On Fri, Nov 9, 2012 at 6:59 AM, Jeff Janes <jeff.janes@gmail.com> wrote:
> On Thu, Nov 8, 2012 at 4:33 PM, Bruce Momjian <bruce@momjian.us> wrote:
>> On Thu, Nov 8, 2012 at 03:46:09PM -0800, Jeff Janes wrote:
>>> On Wed, Nov 7, 2012 at 6:17 PM, Bruce Momjian <bruce@momjian.us> wrote:
>>> > As a followup to Magnus's report that pg_upgrade was slow for many
>>> > tables, I did some more testing with many tables, e.g.:
>>> >
>>> ...
>>> >
>>> > Any ideas? I am attaching my test script.
>>>
>>> Have you reviewed the thread at:
>>> http://archives.postgresql.org/pgsql-performance/2012-09/msg00003.php
>>> ?
>>>
>>> There is a known N^2 behavior when using pg_dump against pre-9.3 servers.
>>
>> I am actually now dumping git head/9.3, so I assume all the problems we
>> know about should be fixed.
>
> Are sure the server you are dumping out of is head?
>
> Using head's pg_dump, but 9.2.1 server, it takes me 179.11 seconds to
> dump 16,000 tables (schema only) like your example, and it is
> definitely quadratic.
>
>
> But using head's pg_dump do dump tables out of head's server, it only
> took 24.95 seconds, and the quadratic term is not yet important,
> things still look linear.
I also ran a couple of experiments with git head.

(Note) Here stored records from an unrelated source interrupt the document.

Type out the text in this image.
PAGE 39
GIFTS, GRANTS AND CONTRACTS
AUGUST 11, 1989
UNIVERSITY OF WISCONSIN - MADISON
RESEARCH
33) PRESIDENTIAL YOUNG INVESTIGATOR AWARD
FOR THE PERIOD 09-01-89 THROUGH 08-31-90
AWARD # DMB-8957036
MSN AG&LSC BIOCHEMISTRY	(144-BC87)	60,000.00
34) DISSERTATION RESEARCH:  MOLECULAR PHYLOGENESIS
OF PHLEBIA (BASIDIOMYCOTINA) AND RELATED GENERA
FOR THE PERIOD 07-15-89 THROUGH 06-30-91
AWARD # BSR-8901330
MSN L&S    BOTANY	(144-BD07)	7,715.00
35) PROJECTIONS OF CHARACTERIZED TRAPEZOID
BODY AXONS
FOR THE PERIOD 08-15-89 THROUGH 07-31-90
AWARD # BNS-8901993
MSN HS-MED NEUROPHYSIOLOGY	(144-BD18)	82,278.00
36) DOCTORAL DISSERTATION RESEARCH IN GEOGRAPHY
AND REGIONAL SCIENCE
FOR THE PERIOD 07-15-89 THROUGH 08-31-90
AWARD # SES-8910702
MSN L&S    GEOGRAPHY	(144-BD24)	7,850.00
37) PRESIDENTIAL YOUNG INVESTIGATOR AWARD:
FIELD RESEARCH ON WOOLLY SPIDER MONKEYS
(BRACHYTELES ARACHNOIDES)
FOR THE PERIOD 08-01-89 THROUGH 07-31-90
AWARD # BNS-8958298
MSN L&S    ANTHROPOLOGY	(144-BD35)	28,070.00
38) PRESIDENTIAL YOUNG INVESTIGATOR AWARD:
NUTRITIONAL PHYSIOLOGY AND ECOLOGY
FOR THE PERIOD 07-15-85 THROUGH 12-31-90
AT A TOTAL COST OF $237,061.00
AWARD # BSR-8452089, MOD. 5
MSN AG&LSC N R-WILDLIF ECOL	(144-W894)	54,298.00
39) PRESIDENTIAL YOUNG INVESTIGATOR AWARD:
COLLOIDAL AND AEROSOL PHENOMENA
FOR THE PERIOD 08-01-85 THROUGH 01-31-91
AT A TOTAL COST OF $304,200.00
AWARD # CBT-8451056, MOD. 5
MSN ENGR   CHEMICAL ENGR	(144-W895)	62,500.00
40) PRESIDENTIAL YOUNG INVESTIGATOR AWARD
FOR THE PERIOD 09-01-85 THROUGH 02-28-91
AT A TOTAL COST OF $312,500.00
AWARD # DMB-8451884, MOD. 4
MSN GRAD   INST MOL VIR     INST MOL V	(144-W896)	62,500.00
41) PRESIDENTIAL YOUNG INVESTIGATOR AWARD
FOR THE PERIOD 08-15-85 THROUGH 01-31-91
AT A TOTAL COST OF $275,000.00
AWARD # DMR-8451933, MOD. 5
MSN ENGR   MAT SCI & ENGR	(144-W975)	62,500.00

From 8k to 16k I'm
seeing slightly super-linear scaling (2.25x), from 32k to 64k a
quadratic term has taken over (3.74x).
I ran the experiments on a slightly beefier machine (Intel i5 @ 4GHz,
Intel SSD 320, Linux 3.2, ext4). For 16k, pg_dump took 29s, pg_upgrade
111s. At 64k the times were 150s/1237s. I didn't measure it, but
occasional peek at top suggested that most of the time was spent doing
server side processing of restore.
I also took two profiles (attached). AtEOXact_RelationCache seems to
be the culprit for the quadratic growth.